I listened while he talked about his expectations. The tangy lilt of his voice stays with me to this day, and it was often summoned during the reading of his poems. That melodious, deliberate cadence can be heard at the Library of Congress website where he read his poems in 1986. Or listen to his Nobel Prize lecture from Dec. 7, 1992, a nearly hour-long speech with a disposition of language and “fragmented memory” of Felicity, a town in Trinidad.

“On a heat-stoned afternoon in Port of Spain,” Walcott recited, “some alley white with glare, with love vine spilling over a fence, palms and a hazed mountain appear around a corner to the evocation of Vaughn or Herbert’s ‘that shady city of palm-trees,’ or to the memory of a Hammond organ from a wooden chapel in Castries, where the congregation sang ‘Jerusalem, the Golden.’”

To hear again Walcott’s voice, his precise intonation, particularly the way he referenced the Castries, reminded me of my only visit to St. Lucia, where we stayed at the Anse Chastanet not too far from Jade Mountain. Whenever I walked the road to town I thought of Walcott, dreaming of bumping into him and resuming a “fragmented moment.”

In his Nobel address, Walcott offered his definition of poetry: “Poetry, which is perfection’s sweat but which must seem as fresh as the raindrops on a statue’s brow, combines the natural and the marmoreal; it conjugates both tenses simultaneously: the past and the present, if the past is the sculpture and the present the beads of dew or rain on the forehead of the past. There is the buried language and there is the individual vocabulary, and the process of poetry is one of excavation and of self-discovery. Tonally the individual voice is a dialect; it shapes its own accent, its own vocabulary and melody in defiance of an imperial concept of language, the language of Ozymandias, libraries and dictionaries, law courts and critics, and churches, universities, political dogma, the diction of institutions. Poetry is an island that breaks away from the main. The dialects of my archipelago seem as fresh to me as those raindrops on the statue’s forehead, not the sweat made from the classic exertion of frowning marble, but the condensations of a refreshing element, rain and salt.”

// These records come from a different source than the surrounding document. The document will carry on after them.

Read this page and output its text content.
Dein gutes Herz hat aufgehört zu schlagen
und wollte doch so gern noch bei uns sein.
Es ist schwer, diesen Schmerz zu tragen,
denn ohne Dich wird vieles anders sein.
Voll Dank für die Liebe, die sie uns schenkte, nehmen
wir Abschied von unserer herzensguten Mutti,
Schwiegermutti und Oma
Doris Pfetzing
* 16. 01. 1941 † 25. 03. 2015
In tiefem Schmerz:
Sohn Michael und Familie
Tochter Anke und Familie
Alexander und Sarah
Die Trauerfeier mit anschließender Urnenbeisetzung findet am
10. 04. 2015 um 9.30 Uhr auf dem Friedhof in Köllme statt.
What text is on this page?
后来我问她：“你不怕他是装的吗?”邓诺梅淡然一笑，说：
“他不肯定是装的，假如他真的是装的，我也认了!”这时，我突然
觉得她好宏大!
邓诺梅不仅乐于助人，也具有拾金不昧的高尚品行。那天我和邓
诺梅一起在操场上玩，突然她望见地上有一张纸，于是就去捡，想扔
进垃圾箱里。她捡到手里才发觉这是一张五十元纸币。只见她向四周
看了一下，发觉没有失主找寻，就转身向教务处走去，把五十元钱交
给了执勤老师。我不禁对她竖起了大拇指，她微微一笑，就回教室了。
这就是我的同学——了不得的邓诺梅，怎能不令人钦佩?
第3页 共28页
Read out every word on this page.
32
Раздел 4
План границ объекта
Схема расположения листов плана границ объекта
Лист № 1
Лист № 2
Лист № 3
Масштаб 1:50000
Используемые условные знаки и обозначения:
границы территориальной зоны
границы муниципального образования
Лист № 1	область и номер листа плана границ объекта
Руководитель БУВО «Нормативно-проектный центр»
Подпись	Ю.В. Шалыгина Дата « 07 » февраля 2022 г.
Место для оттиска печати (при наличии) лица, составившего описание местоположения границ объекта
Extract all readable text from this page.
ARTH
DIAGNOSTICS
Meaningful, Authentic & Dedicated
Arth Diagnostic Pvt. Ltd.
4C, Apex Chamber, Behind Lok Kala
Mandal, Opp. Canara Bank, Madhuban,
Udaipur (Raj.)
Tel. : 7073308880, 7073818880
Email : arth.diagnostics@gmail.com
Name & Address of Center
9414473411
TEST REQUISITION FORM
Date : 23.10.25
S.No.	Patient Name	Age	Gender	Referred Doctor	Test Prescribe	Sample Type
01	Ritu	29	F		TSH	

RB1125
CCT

Walcott, like Gwendolyn Brooks, was a teenager when he published his first poem. The numerous poems that followed provide a testament, a glorious path of “self-discovery” that he confessed was endless. “I am only one-eighth the writer I might have been had I contained all the fragment of languages of Trinidad,” he said during his Nobel speech.

That “one-eighth,” often as decorous and visually captivating as his watercolors, is more than sufficient and it will take all my remaining years to fully absorb the “sweat of his perfections.”